Akto Turkmen

Total population
- 4,900

Regions with significant populations
- Xinjiang
- China (Akto County): 2,000

Languages
- Akto dialect of Uyghur

Religion
- Sunni Islam

Related ethnic groups
- Kyrgyz, Uyghurs, Uzbeks, Turkmens

= Akto Turkmen =

Ethnic group

The Akto Turkmen (ئاقتو تۈركمەن) are a subgroup of the Kyrgyz people who live in Xinjiang, China. As a result of language shift, they have adopted the Uyghur language as their mother tongue. They reside in Akto County, in the Kizilsu Kyrgyz Autonomous Prefecture.

== History ==
The Akto claim to be from Samarqand, a city in modern Uzbekistan, who settled in the Xinjiang region of China during the 17th century. The Akto have rebelled against the Chinese government many times since the Qing dynasty. In 1990, nearly 1,000 Akto Turkmens rebelled against the Chinese government and were mostly detained over separatist charges. It was organised by the East Turkestan Islamic Party, a Uyghur separatist group which plans to make Xinjiang independent.

== Culture ==
The Akto Turkmens are Sunni Muslims who observe both Kyrgyz and Uyghur festivals, as well as pre-Islamic traits.
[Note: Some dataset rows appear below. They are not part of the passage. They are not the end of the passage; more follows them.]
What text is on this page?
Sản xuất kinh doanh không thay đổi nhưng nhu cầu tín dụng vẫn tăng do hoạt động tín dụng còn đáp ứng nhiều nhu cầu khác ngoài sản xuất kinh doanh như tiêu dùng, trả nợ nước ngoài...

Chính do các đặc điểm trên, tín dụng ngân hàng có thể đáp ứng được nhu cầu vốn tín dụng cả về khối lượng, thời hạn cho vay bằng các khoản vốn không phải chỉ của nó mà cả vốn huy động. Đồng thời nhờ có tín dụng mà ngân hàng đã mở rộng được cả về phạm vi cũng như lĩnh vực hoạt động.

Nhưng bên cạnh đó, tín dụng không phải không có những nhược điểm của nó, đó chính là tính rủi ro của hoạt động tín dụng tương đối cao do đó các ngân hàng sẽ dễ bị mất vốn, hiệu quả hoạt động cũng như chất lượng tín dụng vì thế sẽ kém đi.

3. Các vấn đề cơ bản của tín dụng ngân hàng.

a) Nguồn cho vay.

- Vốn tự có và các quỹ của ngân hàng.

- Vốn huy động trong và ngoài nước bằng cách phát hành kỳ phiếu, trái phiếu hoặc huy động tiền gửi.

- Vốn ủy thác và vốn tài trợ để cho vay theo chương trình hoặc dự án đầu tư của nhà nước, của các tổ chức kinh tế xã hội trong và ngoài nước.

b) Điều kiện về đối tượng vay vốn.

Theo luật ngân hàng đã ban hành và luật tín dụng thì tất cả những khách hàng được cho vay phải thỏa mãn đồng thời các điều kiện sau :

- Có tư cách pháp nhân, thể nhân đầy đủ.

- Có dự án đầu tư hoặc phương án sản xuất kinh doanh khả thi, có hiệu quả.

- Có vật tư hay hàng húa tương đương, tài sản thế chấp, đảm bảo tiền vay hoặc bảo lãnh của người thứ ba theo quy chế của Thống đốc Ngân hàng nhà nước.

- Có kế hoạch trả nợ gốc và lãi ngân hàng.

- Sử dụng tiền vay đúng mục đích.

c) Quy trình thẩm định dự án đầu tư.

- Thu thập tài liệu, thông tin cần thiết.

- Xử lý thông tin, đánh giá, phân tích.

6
Though they speak Uyghur, they are recognised by the Chinese government as Kyrgyz. They primarily live in Akto County, as well as two villages outside Akto. They are skilled shepherds and goat herders.

== Language ==
The Akto Turkmen speak a distinct dialect of Uyghur known as Aqto Türkmen (ئاقتو تۈركمەن), which is considered by Ethnologue to be a variety of Uyghur under Turkmen influence. It is part of the Central Uyghur dialects which are the most spoken Uyghur dialects.